Pourrave éclata de rire. Posant ses poings sur ses hanches d’un air réprobateur, il secoua la tête et dit, toujours hilare :


- Vous êtes sérieux ? A votre âge, vous savez pas lancer un sortilège d’Arrachage de cheveux ?


- Mais, professeur… risqua timidement Naomi. J’ai regardé dans mes livres, on n’apprend ce sortilège qu’en quatrième année !


Pourrave perdit aussitôt son sourire incrédule. Il fronça les sourcils et regarda un à un chaque élève d’un air décontenancé.


- Attendez, vous n’êtes pas les cinquième année ?


- Mais non, on est en première année ! s’écria Huffö Gray avec colère.


- N’importe quoi, les première année je les ai eus hier, rétorqua Pourrave d’un ton assuré.


- Oui, mais sans doute ceux d’une autre maison, dit Naomi d’une voix lasse. Nous, nous sommes les élèves de Dragondebronze.


Les yeux rougeauds de Pourrave s’arrondirent. Il ouvrit grand la bouche et se frappa le front du plat de sa main.


- Ah mais c’est pour ça ! s’exclama-t-il. Je me disais bien que vous étiez pas nombreux… Au temps pour moi.


Il regarda alors l’ensemble de la serre autour de lui, l’air désorienté, comme si c’était la première fois qu’il s’y rendait.


- Mais du coup, on a rien à faire là ?


- Tout porte à croire que non… soupira John.


- Bon eh bien, suivez-moi, on va dans la serre n°1.
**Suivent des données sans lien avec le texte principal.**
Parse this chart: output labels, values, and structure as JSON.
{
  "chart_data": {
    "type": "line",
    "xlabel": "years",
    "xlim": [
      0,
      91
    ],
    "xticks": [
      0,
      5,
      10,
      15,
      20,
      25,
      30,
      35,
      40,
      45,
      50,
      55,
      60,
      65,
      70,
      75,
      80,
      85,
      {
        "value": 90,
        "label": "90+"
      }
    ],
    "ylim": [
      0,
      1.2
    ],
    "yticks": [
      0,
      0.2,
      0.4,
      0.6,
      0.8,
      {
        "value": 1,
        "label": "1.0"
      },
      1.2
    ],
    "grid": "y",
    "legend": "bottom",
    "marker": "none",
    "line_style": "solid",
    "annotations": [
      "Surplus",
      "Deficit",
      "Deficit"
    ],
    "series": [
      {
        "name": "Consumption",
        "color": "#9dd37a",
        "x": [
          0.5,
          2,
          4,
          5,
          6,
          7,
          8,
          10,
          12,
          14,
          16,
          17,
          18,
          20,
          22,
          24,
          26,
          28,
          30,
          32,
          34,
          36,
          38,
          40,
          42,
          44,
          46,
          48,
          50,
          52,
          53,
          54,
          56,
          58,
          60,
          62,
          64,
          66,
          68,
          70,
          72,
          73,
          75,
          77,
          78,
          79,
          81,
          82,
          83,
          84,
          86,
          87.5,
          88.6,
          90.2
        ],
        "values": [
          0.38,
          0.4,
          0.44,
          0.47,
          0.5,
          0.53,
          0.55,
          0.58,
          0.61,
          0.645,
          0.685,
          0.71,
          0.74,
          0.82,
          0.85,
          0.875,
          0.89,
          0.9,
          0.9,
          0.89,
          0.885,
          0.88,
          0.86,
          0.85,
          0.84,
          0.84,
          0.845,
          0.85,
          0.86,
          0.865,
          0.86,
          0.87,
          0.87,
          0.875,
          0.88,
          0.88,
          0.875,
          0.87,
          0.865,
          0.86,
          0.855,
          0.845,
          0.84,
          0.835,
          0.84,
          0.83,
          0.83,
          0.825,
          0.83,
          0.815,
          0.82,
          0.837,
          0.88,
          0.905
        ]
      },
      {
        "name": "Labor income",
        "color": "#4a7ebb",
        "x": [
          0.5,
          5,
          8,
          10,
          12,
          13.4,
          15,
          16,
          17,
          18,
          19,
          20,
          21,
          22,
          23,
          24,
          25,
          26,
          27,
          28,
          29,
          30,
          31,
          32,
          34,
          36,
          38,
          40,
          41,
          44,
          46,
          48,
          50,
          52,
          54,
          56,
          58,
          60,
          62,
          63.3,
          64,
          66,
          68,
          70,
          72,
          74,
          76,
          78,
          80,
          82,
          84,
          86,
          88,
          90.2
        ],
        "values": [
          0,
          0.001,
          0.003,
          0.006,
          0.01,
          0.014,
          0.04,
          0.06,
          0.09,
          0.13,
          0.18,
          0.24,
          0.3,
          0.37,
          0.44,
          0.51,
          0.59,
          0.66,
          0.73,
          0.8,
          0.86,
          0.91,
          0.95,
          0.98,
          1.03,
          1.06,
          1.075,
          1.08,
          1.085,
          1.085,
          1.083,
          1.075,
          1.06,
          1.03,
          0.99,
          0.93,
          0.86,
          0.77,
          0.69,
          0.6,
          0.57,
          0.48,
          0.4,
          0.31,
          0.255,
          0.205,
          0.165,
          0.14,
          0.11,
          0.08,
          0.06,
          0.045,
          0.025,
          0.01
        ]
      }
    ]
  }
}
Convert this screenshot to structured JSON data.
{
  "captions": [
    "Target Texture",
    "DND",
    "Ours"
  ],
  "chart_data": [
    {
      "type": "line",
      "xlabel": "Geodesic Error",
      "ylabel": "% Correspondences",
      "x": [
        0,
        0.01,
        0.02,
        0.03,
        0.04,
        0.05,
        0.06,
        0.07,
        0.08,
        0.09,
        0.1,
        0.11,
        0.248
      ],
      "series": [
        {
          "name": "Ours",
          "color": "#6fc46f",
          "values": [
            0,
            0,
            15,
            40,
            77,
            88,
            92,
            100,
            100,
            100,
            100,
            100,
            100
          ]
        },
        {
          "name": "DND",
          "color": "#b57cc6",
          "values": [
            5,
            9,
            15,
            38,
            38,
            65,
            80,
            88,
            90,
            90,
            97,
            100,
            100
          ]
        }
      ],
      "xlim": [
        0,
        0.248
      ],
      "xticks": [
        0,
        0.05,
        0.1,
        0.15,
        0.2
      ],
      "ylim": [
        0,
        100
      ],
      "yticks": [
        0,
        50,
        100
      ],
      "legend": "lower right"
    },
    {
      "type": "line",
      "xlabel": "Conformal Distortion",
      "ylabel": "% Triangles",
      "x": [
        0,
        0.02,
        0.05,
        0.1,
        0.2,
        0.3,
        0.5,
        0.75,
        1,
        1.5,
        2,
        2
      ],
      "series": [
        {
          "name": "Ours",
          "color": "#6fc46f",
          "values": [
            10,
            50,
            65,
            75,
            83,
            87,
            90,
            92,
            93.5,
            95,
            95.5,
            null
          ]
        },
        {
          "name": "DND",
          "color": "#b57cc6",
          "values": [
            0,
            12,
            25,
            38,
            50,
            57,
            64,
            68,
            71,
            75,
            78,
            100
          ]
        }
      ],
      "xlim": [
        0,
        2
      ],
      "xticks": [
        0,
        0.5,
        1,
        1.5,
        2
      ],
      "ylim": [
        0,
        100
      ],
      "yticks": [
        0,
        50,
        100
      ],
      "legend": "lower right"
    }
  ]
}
Apparemment pas embarrassé le moins du monde par sa bourde, Pourrave passa devant eux et repartit d’un pas vif vers la sortie. Après s'être regardées d'un air sidéré, les filles le suivirent, la mine sombre. En revanche, les garçons semblaient déçus de quitter les Mandragueuses, qui leur envoyaient des baisers imaginaires en les soufflant sur la paume de leurs mains. Levant les yeux au ciel devant l’air stupide de ses camarades masculins, Kelly se dit qu’ils auraient bien mérité de se faire manger quelques doigts. En sortant de la serre n°4, ils entendirent derrière eux un bruit étouffé qui leur fit comprendre que les bâches se remettaient toutes seules en place sur les Mandragueuses. Quand tout le monde fut dehors, Pourrave referma l’entrée à clef et leur dit d’une voix absente :


- Toutes mes excuses, mais avec le décalage horaire depuis chez moi – en ce moment, j'habite en Colombie – j’ai un peu perdu de vue les dates.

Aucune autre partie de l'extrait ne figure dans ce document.